As highlighted in the first workshop, the research findings needed to be cascaded down to the regional and district level in order to be implemented successfully. To this end, the second workshop brought together the main representatives from regional agricultural offices in the 11 regional states, who engaged in discussions around the research findings, recommendations, and implementation methods. Researchers, agricultural experts, and representatives from the Ministry of Agriculture, Green Agro Solution, CIMMYT and FSRP also took part in the discussions.

Participants of the workshop in Adama (Photo: CIMMYT).

This workshop, held with the aim of engaging participants from 11 regional states in active discussions and gathering feedbacks, is believed to lay the groundwork for cascading down the research results for implementation.

When representatives from regional states presented on their respective areas, they found more common points than differences. Climate change risk on each of the five value chains is felt across Ethiopia due to extremes and variances in rainfall and temperatures, and many regions are shifting cultivating seasons, forwarded by up to three months because of late-onset of rainfall. These incidents are forcing farmers to change conventional cultivation patterns, with those who stick to the conventional schedule at risk of losing their yields.

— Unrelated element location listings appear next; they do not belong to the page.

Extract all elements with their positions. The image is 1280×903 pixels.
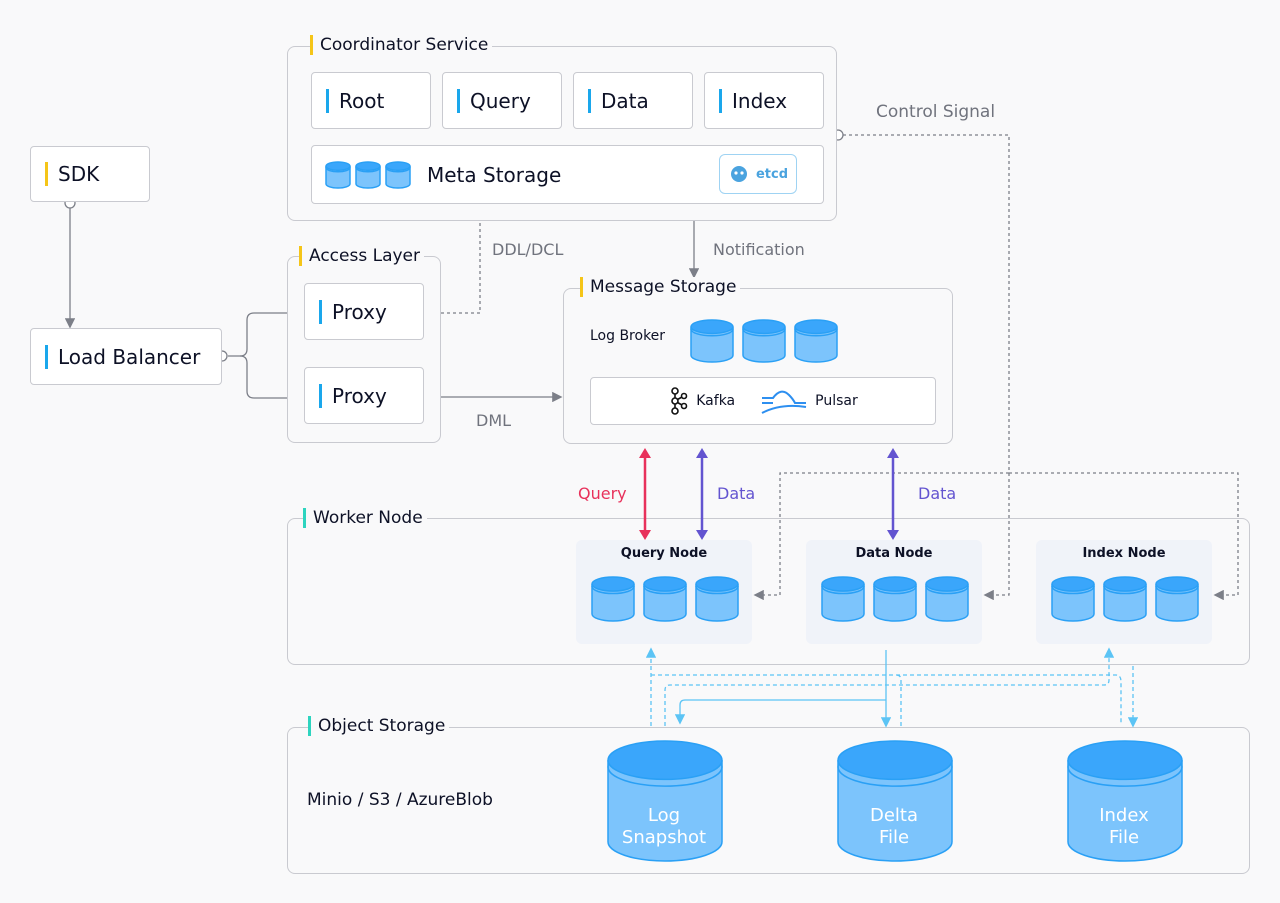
message-storage-title: Message Storage <box>580 277 741 297</box>
index-node[interactable]: Index Node <box>1036 540 1212 644</box>
cylinder-icon <box>1067 740 1183 862</box>
ddl-dcl-label: DDL/DCL <box>492 240 564 259</box>
cylinder-icon <box>591 576 635 622</box>
cylinder-icon <box>873 576 917 622</box>
accent-bar <box>319 299 322 324</box>
load-balancer-box[interactable]: Load Balancer <box>30 328 222 385</box>
meta-storage-label: Meta Storage <box>427 162 562 187</box>
notification-label: Notification <box>713 240 805 259</box>
access-layer-title: Access Layer <box>299 246 424 266</box>
etcd-label: etcd <box>755 166 789 182</box>
delta-file-cylinder <box>837 740 953 866</box>
data-label: Data <box>601 88 649 113</box>
delta-file-label: Delta File <box>869 805 919 848</box>
data-coord[interactable]: Data <box>573 72 693 129</box>
cylinder-icon <box>385 161 411 189</box>
pulsar-icon <box>761 390 807 414</box>
cylinder-icon <box>821 576 865 622</box>
query-coord[interactable]: Query <box>442 72 562 129</box>
cylinder-icon <box>1155 576 1199 622</box>
accent-bar <box>719 88 722 113</box>
accent-bar <box>45 344 48 369</box>
index-label: Index <box>732 88 788 113</box>
cylinder-icon <box>325 161 351 189</box>
etcd-badge: etcd <box>719 154 797 194</box>
accent-bar <box>588 88 591 113</box>
proxy-label: Proxy <box>332 383 387 408</box>
accent-bar <box>319 383 322 408</box>
cylinder-icon <box>925 576 969 622</box>
cylinder-icon <box>643 576 687 622</box>
data-edge-label: Data <box>717 484 756 503</box>
sdk-label: SDK <box>58 162 100 186</box>
dml-label: DML <box>476 411 512 430</box>
proxy-1[interactable]: Proxy <box>304 283 424 340</box>
index-coord[interactable]: Index <box>704 72 824 129</box>
data-node[interactable]: Data Node <box>806 540 982 644</box>
query-node[interactable]: Query Node <box>576 540 752 644</box>
object-storage-backends: Minio / S3 / AzureBlob <box>307 790 493 810</box>
index-file-label: Index File <box>1099 805 1149 848</box>
cylinder-icon <box>794 319 838 363</box>
log-snapshot-label: Log Snapshot <box>621 805 707 848</box>
data-edge-label-2: Data <box>918 484 957 503</box>
cylinder-icon <box>1103 576 1147 622</box>
data-node-title: Data Node <box>855 546 933 561</box>
cylinder-icon <box>1051 576 1095 622</box>
accent-bar <box>457 88 460 113</box>
worker-node-title: Worker Node <box>303 508 427 528</box>
proxy-2[interactable]: Proxy <box>304 367 424 424</box>
load-balancer-label: Load Balancer <box>58 344 201 369</box>
index-file-cylinder <box>1067 740 1183 866</box>
coordinator-service-title: Coordinator Service <box>310 35 493 55</box>
broker-options: Kafka Pulsar <box>590 377 936 425</box>
cylinder-icon <box>742 319 786 363</box>
cylinder-icon <box>690 319 734 363</box>
query-label: Query <box>470 88 531 113</box>
meta-storage-cylinders <box>325 161 411 193</box>
query-edge-label: Query <box>578 484 627 503</box>
control-signal-label: Control Signal <box>876 102 996 122</box>
proxy-label: Proxy <box>332 299 387 324</box>
accent-bar <box>326 88 329 113</box>
root-coord[interactable]: Root <box>311 72 431 129</box>
log-snapshot-cylinder <box>607 740 723 866</box>
log-broker-cylinders <box>690 319 838 367</box>
accent-bar <box>45 162 48 186</box>
query-node-title: Query Node <box>620 546 708 561</box>
root-label: Root <box>339 88 385 113</box>
index-node-title: Index Node <box>1082 546 1166 561</box>
object-storage-title: Object Storage <box>308 716 450 736</box>
log-broker-label: Log Broker <box>590 328 666 344</box>
kafka-label: Kafka <box>696 393 736 409</box>
cylinder-icon <box>355 161 381 189</box>
cylinder-icon <box>607 740 723 862</box>
kafka-icon <box>671 387 688 415</box>
cylinder-icon <box>837 740 953 862</box>
data-node-cylinders <box>821 576 969 626</box>
cylinder-icon <box>695 576 739 622</box>
pulsar-label: Pulsar <box>815 393 858 409</box>
sdk-box[interactable]: SDK <box>30 146 150 202</box>
etcd-icon <box>730 166 747 182</box>
index-node-cylinders <box>1051 576 1199 626</box>
query-node-cylinders <box>591 576 739 626</box>
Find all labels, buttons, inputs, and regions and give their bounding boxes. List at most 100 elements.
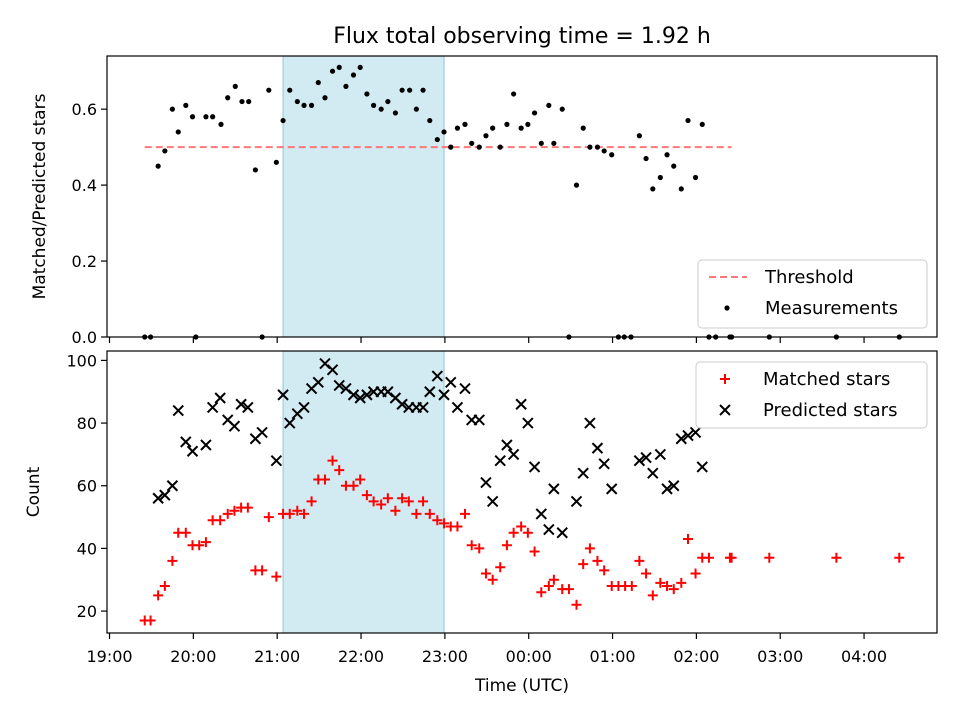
data-point: [664, 152, 670, 158]
data-point: [548, 574, 559, 585]
data-point: [203, 114, 209, 120]
data-point: [336, 64, 342, 70]
data-point: [577, 467, 589, 479]
data-point: [668, 480, 680, 492]
data-point: [368, 496, 379, 507]
data-point: [518, 125, 524, 131]
data-point: [287, 87, 293, 93]
data-point: [501, 439, 513, 451]
data-point: [480, 568, 491, 579]
axes-frame: [106, 350, 938, 634]
data-point: [418, 496, 429, 507]
data-point: [594, 144, 601, 150]
data-point: [643, 155, 649, 162]
data-point: [399, 87, 405, 93]
data-point: [634, 555, 645, 566]
series-predicted-stars: [152, 357, 708, 539]
legend-marker: [719, 404, 731, 416]
data-point: [235, 398, 247, 410]
y-tick-label: 0.0: [72, 328, 97, 347]
data-point: [361, 389, 373, 401]
data-point: [685, 117, 691, 124]
data-point: [189, 114, 196, 120]
data-point: [469, 140, 475, 146]
data-point: [601, 148, 607, 154]
data-point: [466, 540, 477, 551]
data-point: [495, 562, 506, 573]
data-point: [424, 508, 435, 519]
data-point: [242, 502, 253, 513]
data-point: [671, 163, 677, 169]
data-point: [312, 376, 324, 389]
data-point: [683, 534, 693, 544]
data-point: [355, 474, 366, 485]
axes-frame: [106, 55, 938, 338]
series-measurements: [142, 64, 902, 340]
data-point: [476, 144, 482, 150]
data-point: [329, 68, 336, 74]
data-point: [222, 508, 233, 519]
data-point: [413, 106, 419, 112]
data-point: [229, 505, 240, 516]
highlight-span: [282, 55, 445, 338]
data-point: [361, 490, 372, 501]
data-point: [692, 174, 699, 181]
data-point: [162, 148, 168, 154]
data-point: [473, 414, 485, 426]
data-point: [232, 83, 238, 89]
legend-box: [695, 361, 928, 429]
data-point: [299, 508, 310, 519]
legend-label: Measurements: [765, 298, 898, 319]
legend: Threshold Measurements: [697, 259, 928, 329]
data-point: [528, 461, 541, 473]
data-point: [609, 152, 615, 158]
data-point: [183, 102, 189, 108]
data-point: [584, 417, 596, 429]
data-point: [441, 129, 447, 135]
data-point: [175, 129, 181, 135]
data-point: [407, 87, 413, 93]
data-point: [543, 523, 555, 536]
data-point: [571, 599, 582, 610]
data-point: [180, 436, 192, 448]
data-point: [497, 144, 503, 150]
data-point: [439, 518, 450, 529]
data-point: [301, 102, 307, 108]
data-point: [266, 87, 272, 93]
data-point: [210, 114, 216, 120]
data-point: [348, 480, 359, 491]
x-tick-label: 03:00: [757, 647, 803, 666]
legend-label: Threshold: [764, 267, 854, 288]
data-point: [511, 91, 517, 97]
data-point: [546, 102, 552, 108]
data-point: [427, 117, 433, 124]
data-point: [551, 140, 557, 146]
data-point: [206, 401, 219, 414]
data-point: [252, 167, 258, 173]
data-point: [483, 133, 489, 139]
data-point: [257, 565, 268, 576]
legend-label: Predicted stars: [763, 400, 897, 421]
data-point: [676, 577, 687, 588]
data-point: [661, 483, 673, 495]
data-point: [578, 559, 589, 570]
data-point: [270, 454, 283, 467]
y-tick-label: 100: [66, 351, 97, 370]
y-axis-label: Count: [24, 466, 44, 517]
data-point: [462, 121, 468, 127]
data-point: [699, 121, 705, 127]
data-point: [334, 465, 345, 476]
x-tick-label: 22:00: [338, 647, 384, 666]
x-tick-label: 00:00: [506, 647, 552, 666]
data-point: [239, 98, 245, 105]
data-point: [538, 140, 544, 146]
data-point: [459, 382, 471, 395]
data-point: [214, 392, 226, 404]
data-point: [376, 499, 387, 510]
data-point: [486, 495, 499, 508]
x-tick-label: 23:00: [422, 647, 468, 666]
data-point: [480, 476, 492, 489]
data-point: [246, 98, 252, 105]
data-point: [474, 543, 485, 554]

Some farmers have even changed the types of crops they grow as a result.

Participants noted that the recommended adaptation plans are commendable and implementable in their respective areas, with the proper guidance and resources. In order to ensure tangible impact, they asked for the research documents on the priority value chains to be communicated to a wider range of stakeholders in each regional state.

Creating awareness on the climate risk and the adaptation plans, building capacity to ensure the implementation, piloting and then scaling up implementation across the regional states with consistent monitoring and evaluation can bring effective results, stakeholders agreed.